A tanpo (Chinese: da bao) is a ball of cloth around which another cloth has been wrapped and then tied off at the top with a string, resembling a small pouch.
Primarily tanpo are used to apply ink in the process of taking rubbings (takuhon) of calligraphy carved into stelae, but with variations in shape and materials they are suitable for a variety of uses in woodblock printing and other print art. For example, wet rubbings (shittaku) are made when dampened paper is pressed against a surface and then is lightly tapped with a tanpo that has been dipped in ink (such as India ink, or oil-based ink) in order to transfer the relief sections (takuhon are one example of this technique). In the case of wet rubbings, the tanpo is filled with clean cloth fragments and is wrapped in cotton. When making a tanpo, if the outer cloth is not tied off in such a way as to ensure that the taut surface lacks any wrinkles, the tanpo may compress and in so doing fill the receded portions as well, resulting in an imperfect transfer.
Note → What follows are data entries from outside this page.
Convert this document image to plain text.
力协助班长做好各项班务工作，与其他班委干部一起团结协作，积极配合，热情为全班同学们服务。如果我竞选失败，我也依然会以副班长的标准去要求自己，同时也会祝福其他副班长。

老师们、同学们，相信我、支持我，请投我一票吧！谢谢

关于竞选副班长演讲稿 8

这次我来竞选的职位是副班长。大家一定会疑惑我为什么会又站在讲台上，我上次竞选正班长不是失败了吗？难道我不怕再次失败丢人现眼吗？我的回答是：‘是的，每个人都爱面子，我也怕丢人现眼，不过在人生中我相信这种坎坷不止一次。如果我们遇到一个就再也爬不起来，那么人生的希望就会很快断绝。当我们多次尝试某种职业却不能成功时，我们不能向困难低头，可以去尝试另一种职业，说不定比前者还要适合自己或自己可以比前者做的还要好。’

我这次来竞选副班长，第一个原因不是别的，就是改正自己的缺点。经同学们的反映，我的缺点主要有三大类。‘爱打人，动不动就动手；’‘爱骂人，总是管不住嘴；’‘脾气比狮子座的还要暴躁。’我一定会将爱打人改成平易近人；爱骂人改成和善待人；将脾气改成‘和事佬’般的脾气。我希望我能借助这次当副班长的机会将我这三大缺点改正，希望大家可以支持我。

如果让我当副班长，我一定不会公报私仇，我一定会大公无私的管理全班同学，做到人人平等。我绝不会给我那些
Also, if a coarse-weave cotton is used, the texture of the cotton will be transferred in the rubbing; for this reason, fine-weave cotton is preferable.
This sort of fabric tanpo may also be used in printing with mimeograph stencils. Tanpo are also used in copperplate printing, though in that case they are made from silk or deer hide. Silk tanpo are used for spreading solid hard ground (anti-corrosive), while deer hide tanpo are used for applying ink. The tanpo used for copperplate printing may be purchased in art supply stores that carry printmaking supplies.